A separate cleaning problem is the decontamination of porous building materials. Following a chemical weapons attack, it is crucial for public safety that any hazardous chemical agent remaining in the environment is properly removed, which is especially difficult if it has seeped into porous building materials. A cleanser solution is typically applied to the surface, and allowed to react in, neutralising the hazardous agent in a chemical reaction. The cleanser and agent fluids are immiscible so the reaction takes place at the fluid-fluid interfaces within the pores of the material. Defra and DSTL are UK Government agencies with responsibility for the remediation in such scenarios, and must be able to decontaminate a site thoroughly, but as quickly and efficiently as possible.

Similar to the filtration problem above, the multi-scale nature of the decontamination process, with many moving chemical reaction fronts in the porespace, makes it difficult to simulate efficiently.
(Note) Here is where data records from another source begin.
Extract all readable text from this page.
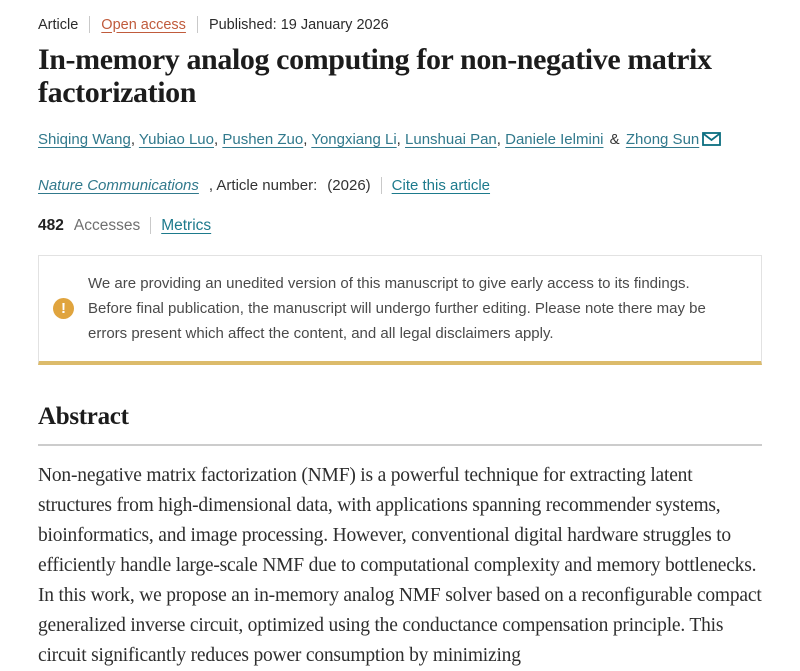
Article Open access Published: 19 January 2026
In-memory analog computing for non-negative matrix factorization
Shiqing Wang, Yubiao Luo, Pushen Zuo, Yongxiang Li, Lunshuai Pan, Daniele Ielmini & Zhong Sun
Nature Communications , Article number: (2026) Cite this article
482 Accesses Metrics
!
We are providing an unedited version of this manuscript to give early access to its findings. Before final publication, the manuscript will undergo further editing. Please note there may be errors present which affect the content, and all legal disclaimers apply.
Abstract

Non-negative matrix factorization (NMF) is a powerful technique for extracting latent structures from high-dimensional data, with applications spanning recommender systems, bioinformatics, and image processing. However, conventional digital hardware struggles to efficiently handle large-scale NMF due to computational complexity and memory bottlenecks. In this work, we propose an in-memory analog NMF solver based on a reconfigurable compact generalized inverse circuit, optimized using the conductance compensation principle. This circuit significantly reduces power consumption by minimizing
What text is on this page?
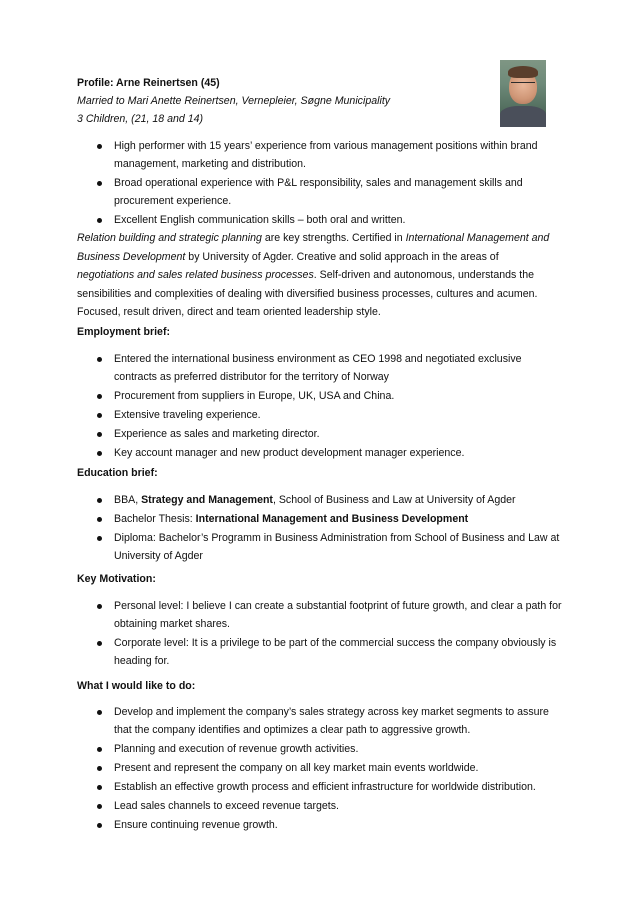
Profile: Arne Reinertsen (45)
Married to Mari Anette Reinertsen, Vernepleier, Søgne Municipality
3 Children, (21, 18 and 14)
High performer with 15 years’ experience from various management positions within brand management, marketing and distribution.
Broad operational experience with P&L responsibility, sales and management skills and procurement experience.
Excellent English communication skills – both oral and written.
Relation building and strategic planning are key strengths. Certified in International Management and Business Development by University of Agder. Creative and solid approach in the areas of negotiations and sales related business processes. Self-driven and autonomous, understands the sensibilities and complexities of dealing with diversified business processes, cultures and acumen. Focused, result driven, direct and team oriented leadership style.
Employment brief:
Entered the international business environment as CEO 1998 and negotiated exclusive contracts as preferred distributor for the territory of Norway
Procurement from suppliers in Europe, UK, USA and China.
Extensive traveling experience.
Experience as sales and marketing director.
Key account manager and new product development manager experience.
Education brief:
BBA, Strategy and Management, School of Business and Law at University of Agder
Bachelor Thesis: International Management and Business Development
Diploma: Bachelor’s Programm in Business Administration from School of Business and Law at University of Agder
Key Motivation:
Personal level: I believe I can create a substantial footprint of future growth, and clear a path for obtaining market shares.
Corporate level: It is a privilege to be part of the commercial success the company obviously is heading for.
What I would like to do:
Develop and implement the company’s sales strategy across key market segments to assure that the company identifies and optimizes a clear path to aggressive growth.
Planning and execution of revenue growth activities.
Present and represent the company on all key market main events worldwide.
Establish an effective growth process and efficient infrastructure for worldwide distribution.
Lead sales channels to exceed revenue targets.
Ensure continuing revenue growth.
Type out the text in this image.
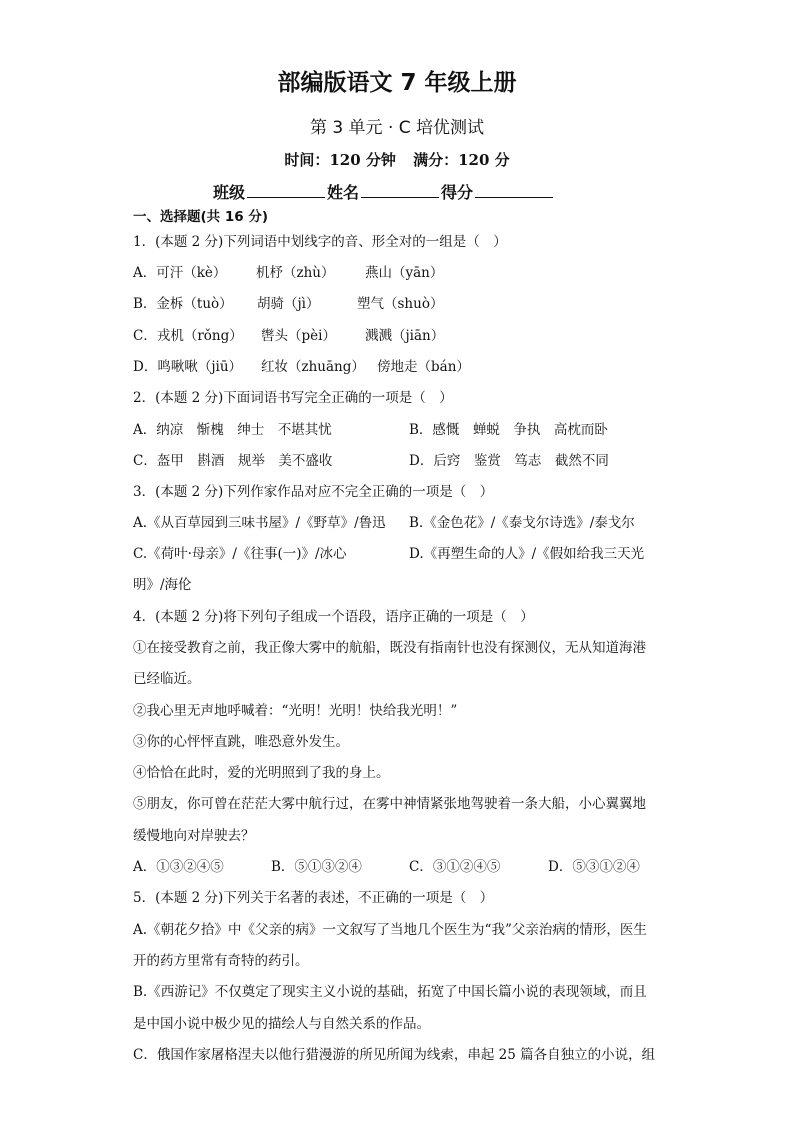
部编版语文 7 年级上册
第 3 单元 · C 培优测试
时间：120 分钟 满分：120 分
班级	姓名	得分
一、选择题(共 16 分)
1．(本题 2 分)下列词语中划线字的音、形全对的一组是（　）
A．可汗（kè） 机杼（zhù） 燕山（yān）
B．金柝（tuò） 胡骑（jì）	塑气（shuò）
C．戎机（rǒng） 辔头（pèi） 溅溅（jiān）
D．鸣啾啾（jiū） 红妆（zhuāng） 傍地走（bán）
2．(本题 2 分)下面词语书写完全正确的一项是（　）
A．纳凉　惭槐　绅士　不堪其忧	B．感慨　蝉蜕　争执　高枕而卧
C．盔甲　斟酒　规举　美不盛收	D．后窍　鉴赏　笃志　截然不同
3．(本题 2 分)下列作家作品对应不完全正确的一项是（　）
A.《从百草园到三味书屋》/《野草》/鲁迅 B.《金色花》/《泰戈尔诗选》/泰戈尔
C.《荷叶·母亲》/《往事(一)》/冰心	D.《再塑生命的人》/《假如给我三天光
明》/海伦
4．(本题 2 分)将下列句子组成一个语段，语序正确的一项是（　）
①在接受教育之前，我正像大雾中的航船，既没有指南针也没有探测仪，无从知道海港
已经临近。
②我心里无声地呼喊着：“光明！光明！快给我光明！”
③你的心怦怦直跳，唯恐意外发生。
④恰恰在此时，爱的光明照到了我的身上。
⑤朋友，你可曾在茫茫大雾中航行过，在雾中神情紧张地驾驶着一条大船，小心翼翼地
缓慢地向对岸驶去？
A．①③②④⑤	B．⑤①③②④	C．③①②④⑤	D．⑤③①②④
5．(本题 2 分)下列关于名著的表述，不正确的一项是（　）
A.《朝花夕拾》中《父亲的病》一文叙写了当地几个医生为“我”父亲治病的情形，医生
开的药方里常有奇特的药引。
B.《西游记》不仅奠定了现实主义小说的基础，拓宽了中国长篇小说的表现领域，而且
是中国小说中极少见的描绘人与自然关系的作品。
C．俄国作家屠格涅夫以他行猎漫游的所见所闻为线索，串起 25 篇各自独立的小说，组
Postdoctoral researcher Ellen Luckins (supervised by Chris BrewardIan Griffiths, and Colin Please) has developed homogenised models for the decontamination dynamics, that accurately incorporate porescale chemistry while being computationally efficient to solve over the entire scale of the spill [2]. One particular difficulty is capturing the multi-scale nature of a sharp reaction front; this has been achieved using a combined homogenisation and boundary-layer analysis.

Analysis of these homogenised decontamination models has quantified the dependence of the decontamination time and the consumption of cleanser on parameters that Defra and DSTL can control such as the type and strength of applied cleanser, and the depth of the spill [3].

Additional recent work with Yibin Geng and Alissa Kamilova [4] has explored the effect of chemical contraction or expansion due to the reaction: expansion was shown to slow the decontamination, as the chemicals have to diffuse against the flow of material to reach the reaction front. Two current masters projects, sponsored by Defra/DSTL and supervised by Ellen Luckins and Yixuan Sun, are ongoing: Harvey Turner is investigating how best to apply cleanser in order to minimise wasted cleanser while retaining fast agent clean-up, and Aoibheann Murray is studying how to accurately detect whether agent is lurking unseen within porous building materials.

                                                                         Illustrations of two decontamination scenarios

                   Illustrations of two decontamination scenarios, with hazardous chemical agent and cleanser interacting within a porous building material

Outlook

In all of these projects, we have collaborated with domain experts to deeply understand a real-world cleaning problem. We have then constructed mathematical models for the process, which have enabled us to understand the system behaviour more thoroughly, and to draw conclusions that are meaningful to the practical cleaning scenario.

We expect the application area of cleaning and decontamination to become increasingly important. As shown through the three examples in this case study, cleaning systems are complex and give rise to interesting mathematical questions. There are many wide-ranging opportunities for mathematical modellers to contribute to this field.

References

[1] A. Wey. Mathematical models of filtration. PhD thesis, University of Oxford, 2023.

[2] E. Luckins, C.J.W. Breward, I.M. Griffiths, and Z. Wilmott. Homogenisation problems in reactive decontamination. Eur. J. App. Math., 31(5):782–805, 2020.

[3] E.K. Luckins, C.J.W. Breward, I.M. Griffiths, and C.P. Please. The effect of pore-scale contaminant distribution on the reactive decontamination of porous media. Eur. J. App. Math., 2023 (in press).

[4] Y. Geng, A.A. Kamilova, and E.K. Luckins. Fluid-flow effects in the reactive decontamination of porous materials driven by chemical swelling or contraction. J. Eng. Math., 2023 (in press).